Нельзя было говорить "ты", раз он так недоволен.
Положила ваты в спичечную коробочку. Устроила черта.
Прикрыла шелковой тряпочкой. Не держится тряпочка, ползет, с живота слезает.
А глаза злые, белые, удивляются, что я бестолкова.
Точно моя вина, что он пузатый.
Положила черта в свою постельку спать на подушечку. Сама пониже легла, всю ночь на кулаке проспала.
Утром смотрю, -- такой же злой и на меня удивляется.
День был звонкий, солнечный. Все гулять пошли.
-- Не могу, -- сказала, -- у меня голова болит.
И осталась с ним нянчиться.
Смотрю в окошко. Идут дети из церкви, что-то говорят, чему-то радуются, о чем-то заботятся.

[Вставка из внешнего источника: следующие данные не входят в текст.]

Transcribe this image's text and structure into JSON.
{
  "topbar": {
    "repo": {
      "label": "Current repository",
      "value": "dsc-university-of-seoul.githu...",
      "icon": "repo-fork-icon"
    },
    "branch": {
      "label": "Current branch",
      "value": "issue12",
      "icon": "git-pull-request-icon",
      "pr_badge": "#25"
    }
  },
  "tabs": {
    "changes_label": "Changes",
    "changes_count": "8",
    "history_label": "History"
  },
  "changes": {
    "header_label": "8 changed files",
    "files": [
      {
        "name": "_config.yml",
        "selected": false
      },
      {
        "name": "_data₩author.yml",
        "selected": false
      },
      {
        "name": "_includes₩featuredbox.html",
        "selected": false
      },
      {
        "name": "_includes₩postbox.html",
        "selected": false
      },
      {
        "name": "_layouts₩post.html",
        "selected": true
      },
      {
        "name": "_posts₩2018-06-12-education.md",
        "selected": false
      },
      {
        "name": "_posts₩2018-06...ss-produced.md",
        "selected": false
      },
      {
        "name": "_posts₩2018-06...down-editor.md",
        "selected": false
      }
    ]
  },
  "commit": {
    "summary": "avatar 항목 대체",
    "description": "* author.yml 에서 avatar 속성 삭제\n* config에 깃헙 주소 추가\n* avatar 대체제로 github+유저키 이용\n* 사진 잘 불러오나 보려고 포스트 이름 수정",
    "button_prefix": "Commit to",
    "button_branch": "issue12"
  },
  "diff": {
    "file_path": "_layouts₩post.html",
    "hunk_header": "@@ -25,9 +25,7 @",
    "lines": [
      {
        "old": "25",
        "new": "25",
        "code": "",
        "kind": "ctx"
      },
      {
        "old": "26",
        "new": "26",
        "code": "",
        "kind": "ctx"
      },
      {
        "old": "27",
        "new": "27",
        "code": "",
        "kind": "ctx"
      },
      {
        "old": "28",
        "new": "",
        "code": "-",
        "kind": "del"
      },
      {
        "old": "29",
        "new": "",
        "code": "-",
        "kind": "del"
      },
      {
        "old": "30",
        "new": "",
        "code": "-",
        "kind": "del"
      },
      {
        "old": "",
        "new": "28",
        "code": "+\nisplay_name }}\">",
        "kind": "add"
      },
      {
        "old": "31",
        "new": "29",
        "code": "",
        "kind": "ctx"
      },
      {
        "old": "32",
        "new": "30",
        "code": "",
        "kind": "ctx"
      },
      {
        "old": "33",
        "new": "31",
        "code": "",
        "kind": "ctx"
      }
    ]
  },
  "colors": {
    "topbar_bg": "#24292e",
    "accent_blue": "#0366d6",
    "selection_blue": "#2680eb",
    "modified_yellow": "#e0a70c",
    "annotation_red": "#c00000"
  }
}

Прыгает солнце с лужи на лужу, со стеклышка на стеклышко. Побежали его зайчики "поймаю -- ловлю"! Прыг-скок. Смеются-играют.
Показала черту. Выпучил глаза, удивился, рассердился, ничего не понял, обиделся.
Хотела ему спеть про "день-дребедень", да не посмела.
Стала ему декламировать Пушкина:
Люблю тебя, Петра творенье,
Люблю твой строгий, стройный вид,
Невы державное теченье,
Береговой ее гранит...
Стихотворение было серьезное, и я думала, что понравится. И читала я его умно и торжественно.
Кончила, и взглянуть на него страшно.
Взглянула: злится -- того гляди, глаза лопнут.
Неужели и это плохо? А уж лучшего я ничего не знаю.
Не спалось ночью. Чувствую, сердится он: как смею я тоже на постельке лежать. Может быть, тесно ему, -- почем я знаю.
Слезла тихонько.
-- Не сердитесь, черт, я буду в вашей спичечной коробочке спать.
Разыскала коробочку, легла на пол, коробочку под бок положила.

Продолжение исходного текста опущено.